Kemal Kılıçdaroğlu “Yüzde 35'i hedefliyoruz” demişti ama ilk sonuçlar, potansiyel CHP oylarının “baraj”la boğuşan HDP'ye aktığını gösteriyor. (Herhalde istifayı düşünür!) CHP'nin arka bahçesinde eğleşensanatçı-akademisyen-gazeteci efradıyla, memleketimizin “marjinal renkliliği” de takım halinde HDP saflarında... (Şahin Alpay'ları, Murat Belge'leri, “darbe duasına” oturmuş Ömer Laçiner'leri, Hasan Cemal'leri, Nazlı Ilıcak'ları, Altan biraderleri, t24 müdavimlerini görüyoruz ve hiç şaşırmıyoruz. Mirgün Cabaş ve Ahmet Hakan Coşkun stüdyoda sevinç çığlıkları atıyor. “Kazandırdıklarını” zannediyorlar ama ülkeye kaybettirdiklerinin farkında bile değiller. Belki de farkındalar...)

Bu seçimin ikinci ve en önemli mağlubu, bütün müktesebatıyla HDP'nin başarılı olması için “didinen” ve misli görülmemiş bir efor sarf eden “paralel örgüt...”  
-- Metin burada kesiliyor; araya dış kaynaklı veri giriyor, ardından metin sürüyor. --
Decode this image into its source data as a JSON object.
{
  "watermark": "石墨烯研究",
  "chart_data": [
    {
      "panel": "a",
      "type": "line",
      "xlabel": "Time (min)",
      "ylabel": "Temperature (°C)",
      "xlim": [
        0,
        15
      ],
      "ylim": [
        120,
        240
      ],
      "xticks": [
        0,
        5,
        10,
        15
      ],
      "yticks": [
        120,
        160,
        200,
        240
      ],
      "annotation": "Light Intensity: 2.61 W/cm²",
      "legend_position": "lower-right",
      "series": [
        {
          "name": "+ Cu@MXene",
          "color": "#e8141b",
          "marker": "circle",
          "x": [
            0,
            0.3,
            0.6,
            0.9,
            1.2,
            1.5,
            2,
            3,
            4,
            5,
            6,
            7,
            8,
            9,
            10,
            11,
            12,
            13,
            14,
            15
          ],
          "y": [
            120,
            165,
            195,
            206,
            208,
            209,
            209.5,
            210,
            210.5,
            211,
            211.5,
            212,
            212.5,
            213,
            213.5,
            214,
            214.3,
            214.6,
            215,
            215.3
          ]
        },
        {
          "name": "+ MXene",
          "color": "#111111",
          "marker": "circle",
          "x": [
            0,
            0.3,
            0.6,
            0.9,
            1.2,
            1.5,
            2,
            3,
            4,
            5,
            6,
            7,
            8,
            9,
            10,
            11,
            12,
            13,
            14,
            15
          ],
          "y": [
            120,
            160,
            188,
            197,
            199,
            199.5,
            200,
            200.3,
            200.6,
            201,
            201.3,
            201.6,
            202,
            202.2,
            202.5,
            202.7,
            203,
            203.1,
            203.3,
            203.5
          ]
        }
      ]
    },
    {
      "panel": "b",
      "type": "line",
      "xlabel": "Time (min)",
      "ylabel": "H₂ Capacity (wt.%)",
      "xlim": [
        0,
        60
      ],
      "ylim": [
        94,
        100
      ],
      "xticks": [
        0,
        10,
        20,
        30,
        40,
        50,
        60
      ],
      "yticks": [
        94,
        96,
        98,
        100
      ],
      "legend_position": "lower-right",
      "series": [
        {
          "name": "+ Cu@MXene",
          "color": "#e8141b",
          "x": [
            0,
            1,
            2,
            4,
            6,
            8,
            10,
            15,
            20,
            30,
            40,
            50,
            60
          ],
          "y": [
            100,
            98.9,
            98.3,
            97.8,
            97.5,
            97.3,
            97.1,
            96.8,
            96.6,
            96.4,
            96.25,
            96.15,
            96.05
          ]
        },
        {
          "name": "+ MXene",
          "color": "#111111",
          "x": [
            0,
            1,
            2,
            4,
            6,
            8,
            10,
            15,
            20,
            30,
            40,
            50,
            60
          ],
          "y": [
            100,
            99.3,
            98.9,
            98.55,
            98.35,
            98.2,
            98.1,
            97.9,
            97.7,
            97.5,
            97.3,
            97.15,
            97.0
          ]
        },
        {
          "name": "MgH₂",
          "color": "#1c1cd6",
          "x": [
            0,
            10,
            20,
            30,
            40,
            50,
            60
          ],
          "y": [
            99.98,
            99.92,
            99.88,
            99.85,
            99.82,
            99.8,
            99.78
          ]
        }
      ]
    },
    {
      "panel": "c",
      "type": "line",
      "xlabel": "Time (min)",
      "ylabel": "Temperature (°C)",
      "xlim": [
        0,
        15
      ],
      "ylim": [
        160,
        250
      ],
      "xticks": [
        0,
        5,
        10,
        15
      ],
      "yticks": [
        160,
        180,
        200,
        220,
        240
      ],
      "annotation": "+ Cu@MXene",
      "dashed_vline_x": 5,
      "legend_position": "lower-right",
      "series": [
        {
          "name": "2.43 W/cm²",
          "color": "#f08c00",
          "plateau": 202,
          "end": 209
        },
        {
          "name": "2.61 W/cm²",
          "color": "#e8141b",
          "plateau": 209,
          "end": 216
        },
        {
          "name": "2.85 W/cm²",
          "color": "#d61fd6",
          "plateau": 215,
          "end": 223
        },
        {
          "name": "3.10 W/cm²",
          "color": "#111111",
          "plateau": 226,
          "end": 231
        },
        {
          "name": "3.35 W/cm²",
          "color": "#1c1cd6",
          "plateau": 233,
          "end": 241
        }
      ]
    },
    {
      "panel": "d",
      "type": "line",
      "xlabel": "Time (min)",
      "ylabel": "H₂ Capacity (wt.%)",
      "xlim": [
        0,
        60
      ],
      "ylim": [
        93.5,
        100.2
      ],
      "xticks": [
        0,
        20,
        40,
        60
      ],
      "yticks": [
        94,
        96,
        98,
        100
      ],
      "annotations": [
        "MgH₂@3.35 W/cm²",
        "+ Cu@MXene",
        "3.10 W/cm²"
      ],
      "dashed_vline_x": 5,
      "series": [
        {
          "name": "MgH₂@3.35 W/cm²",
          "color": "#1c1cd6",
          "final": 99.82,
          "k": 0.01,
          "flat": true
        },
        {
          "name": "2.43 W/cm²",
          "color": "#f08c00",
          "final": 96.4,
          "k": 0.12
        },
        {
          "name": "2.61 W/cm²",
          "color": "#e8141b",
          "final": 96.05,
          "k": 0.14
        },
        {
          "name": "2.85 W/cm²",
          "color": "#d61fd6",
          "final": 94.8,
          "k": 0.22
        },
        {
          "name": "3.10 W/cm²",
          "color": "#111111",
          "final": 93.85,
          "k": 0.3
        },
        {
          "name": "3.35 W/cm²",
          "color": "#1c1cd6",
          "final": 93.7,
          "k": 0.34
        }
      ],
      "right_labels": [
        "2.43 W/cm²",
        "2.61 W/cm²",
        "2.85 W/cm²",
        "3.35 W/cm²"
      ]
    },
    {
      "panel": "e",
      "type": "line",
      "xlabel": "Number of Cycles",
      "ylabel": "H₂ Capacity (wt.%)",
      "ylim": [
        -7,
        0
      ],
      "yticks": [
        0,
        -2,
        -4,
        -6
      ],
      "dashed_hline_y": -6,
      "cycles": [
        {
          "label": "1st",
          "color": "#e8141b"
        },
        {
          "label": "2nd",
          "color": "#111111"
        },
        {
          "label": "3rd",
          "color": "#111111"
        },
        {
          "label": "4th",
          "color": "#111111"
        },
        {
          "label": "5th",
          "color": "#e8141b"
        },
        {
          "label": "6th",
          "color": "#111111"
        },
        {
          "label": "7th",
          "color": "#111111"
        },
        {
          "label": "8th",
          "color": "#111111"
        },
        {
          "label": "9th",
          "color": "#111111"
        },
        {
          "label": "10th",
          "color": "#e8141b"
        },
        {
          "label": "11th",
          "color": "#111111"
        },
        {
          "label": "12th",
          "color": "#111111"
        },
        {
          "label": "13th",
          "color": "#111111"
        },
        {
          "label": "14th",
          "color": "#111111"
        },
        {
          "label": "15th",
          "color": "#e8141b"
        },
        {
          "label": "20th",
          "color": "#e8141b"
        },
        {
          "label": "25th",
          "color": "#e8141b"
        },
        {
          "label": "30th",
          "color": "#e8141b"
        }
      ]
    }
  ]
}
Hem insanlıklarını, hem de milletvekili yarışına soktukları “adamlarının” (eski polis şeflerinin) harcanmalarına göz yumarak taraftarları nezdinde var olan saygınlıklarını ve inandırıcılıklarını kaybettiler.

mehmet yılmaz
sayın kekeç insanları belirsizlikle ve kaosla korkutmaya utanmıyormusun. insanlar size oy verirken iyiydide şimdi biraz kırptılar diye kötü mü oldular. kimse size yalakalık yapmak zorunda değildir. milletin tercihine saygılı olmak zorundasınız.millet kaybetti diyemezsiniz, ak parti kaybetti. barış süreci kaybetti. ak partinin hormonel ekonomisi kaybetti. yalan siyaset ve politikaları kaybetti. sadece yol yapmakla ülke ekonomisi kalkınır tezi kaybetti. adam olmak zor iş.
mehmet kan
sayın kekeç.sizin hicbir yazınız veya söyleminizi kaale almadım bu güne kadar.çünkü dar düsünce icinde belli bir perspektiften bakiyorsunuz.kendinizi bir turlu yenileyemediniz.artık iktidar yalakalıgından vazgecip gercekleri görmenizi temenni ederim.cesur yazarlarımızı biraz örnek alın emin olun cok sey kaybetmez aksine cok sey kazanirsiniz.ayrica yaziniz sizin dusuncenizi yansitiyor ulus iradesini hice sayiyorsunuz.saygilar
nergislalezar
(2)Sağcı zihniyetteki( halka seçim öncesi bol vaatlerde bulunup ,sözünü hemen unutan )adayların halka sadece faili meçhulleri ceset kuyularını hatırlattığı göz ardı edildi.Bu zihniyet darbe sonraları halkın sığındığı ama her seferinde hayal kırıklığına uğradığı zihniyettir.Oysaki Ak parti klasik siyaset anlayışını, oyu aldıktan sonra yüzüne bakmam mantalitesini yıkmış bir partidir.Tekrar eski başarısını elde etmesi için silkelenmesi ,adayları gözden geçirmesi ve yeniden halka dönmesi gerekmektedir.Millet yapılanları unutmayacak kadar vefalıdır.Yeterki bu gemi farelerle yola devam etmesin.
nergislalezar
(1)Lütfen Ak parti diğer partilerin savunma yöntemini yapmadan onlara benzemeden başını avuçlarının arasına alıp düşünsün.Ak partideki oy kaybının sebebi devrimci ,davacı kimliğini askıya alıp maalesef eski sağ parti zihniyetine bürünme yolunu seçmesi olmuştur.Oy kayıplarının sebebi tamamiyle yanlış aday tercihleri .Doğuda eski sağ zihniyetli ,batıda ise insanların alın terini tırtıklayan resmi haraç çete temsilcilerini üstlere taşımak kaybettirdi.
mehmet yılmaz
biraz daha duygusallıktan uzak, gerçekliğe yakın yorum yazabilirdin. ama her seçimde olanların aynısı tekerrür ediyor. egemenliğin kayıtsız şartsız millete ait olduuğu bir sistemde kimsenin şikayet etmeye hakkı yoktur. provakatif açıklamalar ve milletin tercihine hakaret vari söylemler ancak desteklediğin sistemi inkar etmekle ve taptığın putu kırıp yemekle açıklanan bir çelişki metaforudur. hani uğruna makara kakara diyen adamları bile savunduğunuz, her türlü fikirsizliği millete yedirdiğiniz ve halkın sizlere sırt çevirmesi bu kadar sizleri zıvanadan çıkarmış görülüyor.
ekrem
Milli irade seni destekleyinci yüce. Başkasını destekleyince kötü! Milleti çok küçümsüyorsunuz, toplumu küçümsüyorsunuz, sizden başka olmadığını sanıyorsunuz… Bir ana önce kendinize geliniz...
nergislalezar
(3)Bu tabloda milletinde çıkarması gereken dersler mevcuttur elbette.Muhalaefet oyları toplamda azımsanamayacak derecede çok.Parti muhalafetin vaatlerini yerine getirmesi için,milletin oy verdiklerini maskesiz halleriyle görebilmelerine fırsat vermelidir. Bazen kaybedilmeden kazanılanların kıymeti anlaşılamıyor maalesef.Bu da ancak yaşanılarak öğrenilir.